William Tyndale tradusse ekklesia come “congregazione” nel New Testament (Tyndale). Non era solo linguistica: era teologica. La comunità dei credenti, non la gerarchia istituzionale, è il cuore della Chiesa. Questa scelta enfatizzava che la Parola di Dio è autorità, non l’apparato.

3️⃣ La reazione della gerarchia


La gerarchia ecclesiastica reagì duramente. Molti criticarono Tyndale accusandolo di “sminuire” la Chiesa e promuovere anarchia religiosa. Tradurre ekklesia come congregazione metteva in discussione secoli di controllo centralizzato: ricordava che la vera Chiesa vive nella comunità, non nella struttura. Tyndale rischiò persecuzione e morte per questa convinzione.

4️⃣ Cristo presente nella comunità


Matteo 18:20: “Dove due o tre sono riuniti nel mio nome, lì sono io in mezzo a loro”. Cristo non è legato a un ufficio o a un apparato: la sua presenza dipende dalla fede condivisa. L’ekklesia autentica si misura nella relazione reale con Cristo, non nell’obbedienza a procedure o comitati.

5️⃣ L’organizzazione come strumento, non come fine


Atti mostra che la comunità si organizzò naturalmente per vivere insieme e sostenersi. Ma Tyndale avvertiva: questo organizzarsi non doveva trasformarsi in una struttura aliena che domina il gregge. L’organizzazione serve la comunità, non deve sostituirla o sostituire la guida dello Spirito.

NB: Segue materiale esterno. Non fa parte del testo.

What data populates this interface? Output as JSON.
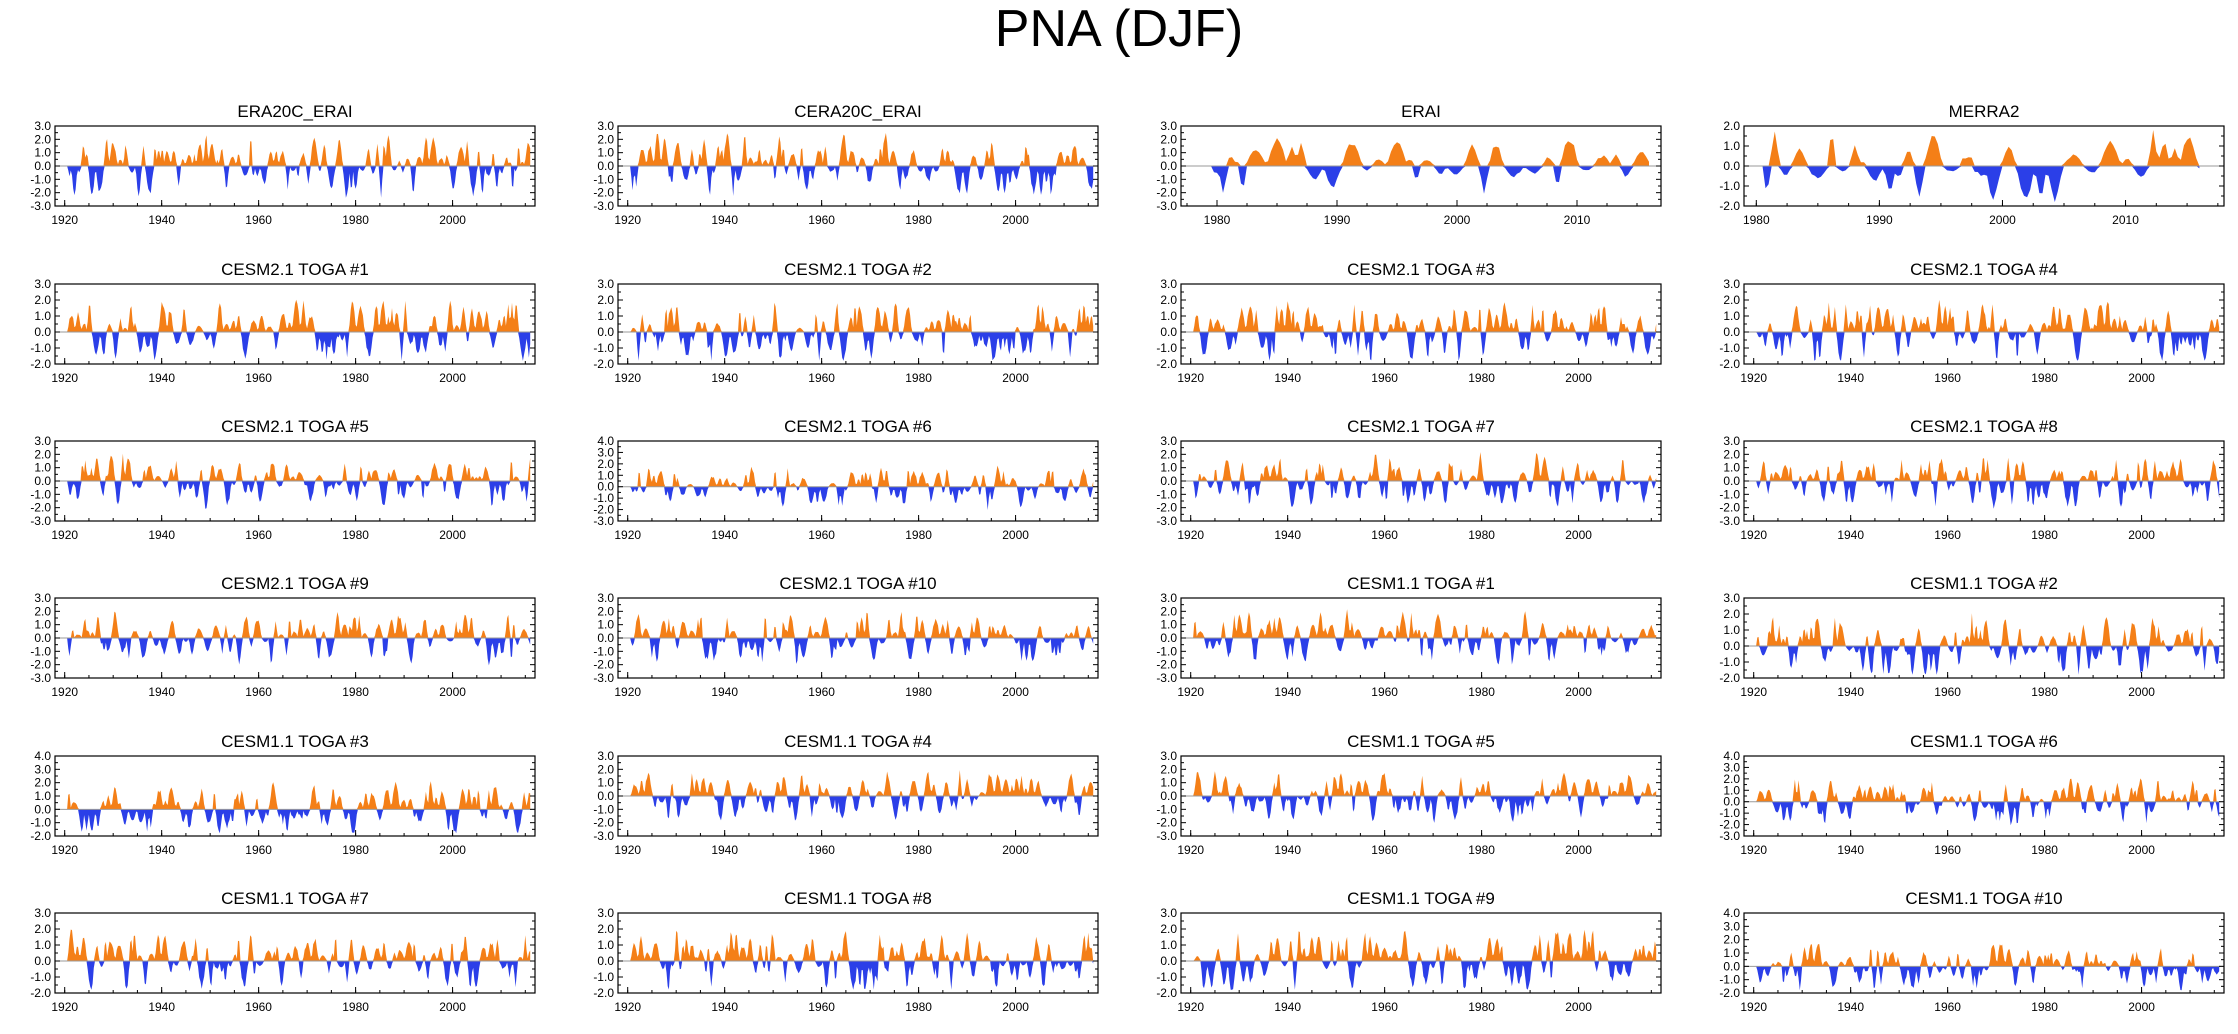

6️⃣ Fedeltà guidata dallo Spirito


Romani 8:14: “Tutti quelli che sono guidati dallo spirito di Dio, questi sono figli di Dio”. La vera misura della fede non è aderire a regole o uffici, ma seguire Cristo guidati dallo Spirito. Il rischio è confondere la lealtà verso l’organizzazione con la fedeltà a Dio.

7️⃣ Il corpo vivente


Efesini 4:4-5 parla di “un solo corpo e un solo spirito”: la Chiesa è un organismo vivente, dove ogni membro ha un ruolo e valore. Tyndale vedeva la gerarchia come un potenziale rischio: se la struttura domina, si soffoca la vita spirituale reale e la comunità perde centralità.

8️⃣ Nessuna preferenza per l’apparato


Galati 2:6 ricorda che Dio “non fa preferenze”. L’autorità non è negli uffici, ma nel cuore guidato dallo Spirito. Tradurre ekklesia come congregazione era un monito: non confondere comunità e apparato, perché l’organizzazione non può definire chi è fedele.

9️⃣ La storia insegna


La storia mostra che strutture nate per coordinare spesso diventano strumenti di controllo. L’inquisizione, le eresie represse, le punizioni per disobbedienza: tutte conseguenze di un’organizzazione che perde il legame con l’ekklesia viva. Tyndale sfidò tutto questo, ricordando che la Chiesa autentica è la comunità, non l’apparato.

🔟 La lezione pratica


La Chiesa autentica è fatta di preghiera, relazioni, fedeltà a Cristo. L’organizzazione è utile, ma serve la comunità. Quando l’apparato diventa il cuore, la vera Chiesa si perde. 2 Corinti 13:5 invita a esaminarci: stiamo seguendo Cristo o stiamo solo servendo l’organizzazione? Tyndale rischiò la vita per ricordarci che l’ekklesia è la comunità viva dei credenti, non la macchina che pretende di governarla.

1️⃣1️⃣ Domanda finale


Mettiamo Cristo al centro o la struttura? L’ekklesia autentica fiorisce quando la comunità segue Cristo e non l’apparato. Solo così la Chiesa può essere viva, libera e fedele alla Parola di Dio.